Но шли до конца, и в двух домах нам улыбнулась удача. После нашего серьезного разговора и горячего уговора Оспанова, молодые родители, сами выпускники школы Абая, твердо решили привести своих малышей в нашу школу.
И так, всеми правдами и неправдами, мы набрали шестерых, а седьмого никак не могли найти. И опять случайность помогла мне найти решение. Помню, сидел я перед своим бараком и напряженно думал об этой проблеме. Вдруг кто-то здоровается со мной по-казахски. Смотрю, мальчонок Герольд, семилетний младший сын соседа Лейке. Он пришел играть с моим правнуком. И меня осенило – а почему вот его, Герольда, свободно разговаривающего на нашем языке, не привлечь в нашу школу?! Я разговорился с ним, он так прекрасно отвечает, что просто любо-дорого слушать. Спрашиваю, не хочет ли он учиться в казахской школе? Он неожиданно обрадовался такому предложению и охотно согласился. Оказывается, он подрался с несколькими русскоязычными мальчишками, будущими одноклассниками, во время игры в футбол, и теперь ему не очень хотелось учиться с ними в одном классе. А мой правнук, который тоже собирается в первый класс, заступился за него. Они с рождения жили рядом и росли вместе. Такой казахско-немецкий союз был мне на руку, и теперь оставалось только уговорить Лейке и Зою.
Я поговорил с ними. Мой куда – сват Лейке, помнивший доброту казахов в тяжелые для немцев время, глубоко задумался. Ответ дал назавтра. Ну, просто молодцом оказался этот работяга немец Лион Вильверт! Когда он понял, что единственная казахская средняя школа, носящая имя великого поэта Абая, может закрыться навсегда, вскипел от негодования и по-черному ругал и советскую власть, доведшую до этого, и казахов, чурающихся своего родного языка. И в самый критический момент Лион со своей женой, белоруской Зоей, которая свободно, но с акцентом говорила по-казахски, привели младшего сынишку, своего позднего ребенка Герольда в первый класс казахской школы! Так, без громких слов, мы поняли, что они решили помочь казахам в критической ситуации.
– Гете поддерживает Абая! – воскликнул я, вспомнив далекий тридцать седьмой год.
Герольд стал настоящим героем среди казахов. Он учился хорошо, говорил свободно, сочно по-казахски, знал наизусть много стихов и декламировал мастерски. Среди школьников Герольд всегда блистал знанием казахского языка и литературы, и все прозвали его бильгир – знаток. Даже седые учителя баловали его, обращаясь уважительно – Гереке! Герольд бильгир – знаток закончил школу уже в новое время и стал известным казахстаноязычным телеведущим независимого Казахстана.
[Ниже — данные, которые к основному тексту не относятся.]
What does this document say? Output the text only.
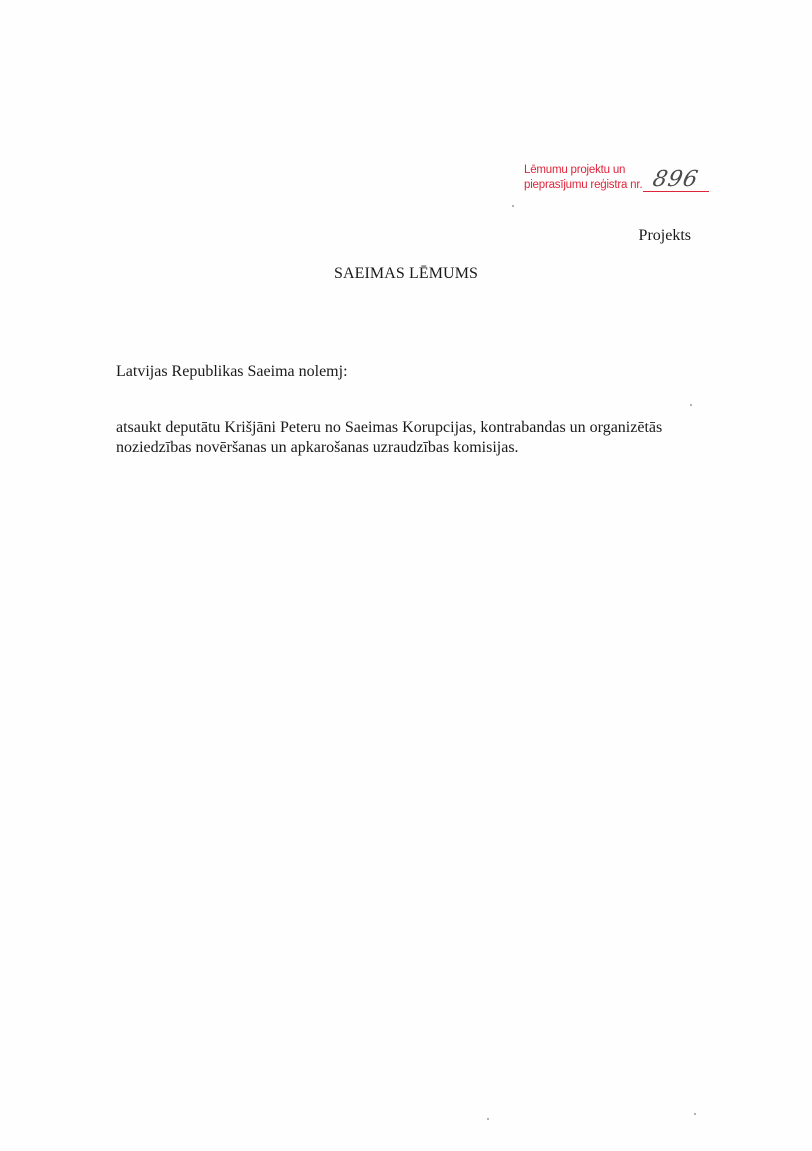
Lēmumu projektu un
pieprasījumu reģistra nr. 896
Projekts
SAEIMAS LĒMUMS
Latvijas Republikas Saeima nolemj:
atsaukt deputātu Krišjāni Peteru no Saeimas Korupcijas, kontrabandas un organizētās
noziedzības novēršanas un apkarošanas uzraudzības komisijas.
…В середине восьмидесятых годов объявили Перестройку, а потом вышло постановление ЦК партии о борьбе с пьянством. С полок магазинов начали исчезать привычные для глаз приятные бутылочки. Зато стала процветать подпольное производство и торговля подделками, прозванных в народе самопалом. Трудно было достать хорошую водку для дорогих гостей, да и для себя. Казалось, мы были в тупике. Но выход нашел Николай Третий.
– Как пили, так и будем пить! – отрезал он. – Только по уму будем делать это!
И мы, три добрых соседа, начали подпольно гнать самогон. Николай привозил остатки пшеницы в кузове, собрался солидный запас, и по мере надобности, аккуратно готовил бражку. Я вносил свою лепту сахаром, а Лион, мастер на все руки, приготовил прекрасный самогонный аппарат. Помню, как в первый раз гнали самогон. Впервые в жизни видел, как это делается. Николай и Лейке были главными действующими лицами, а я был прикрытием. Любой милиционер не осмелится войти в наш барак, оттолкнув восьмидесятипятилетнего инвалида войны. В строжайшем секрете держали мы нашу затею, и когда, глубокой ночью пошли первые капли из змеевика, меня охватило непонятное волнение.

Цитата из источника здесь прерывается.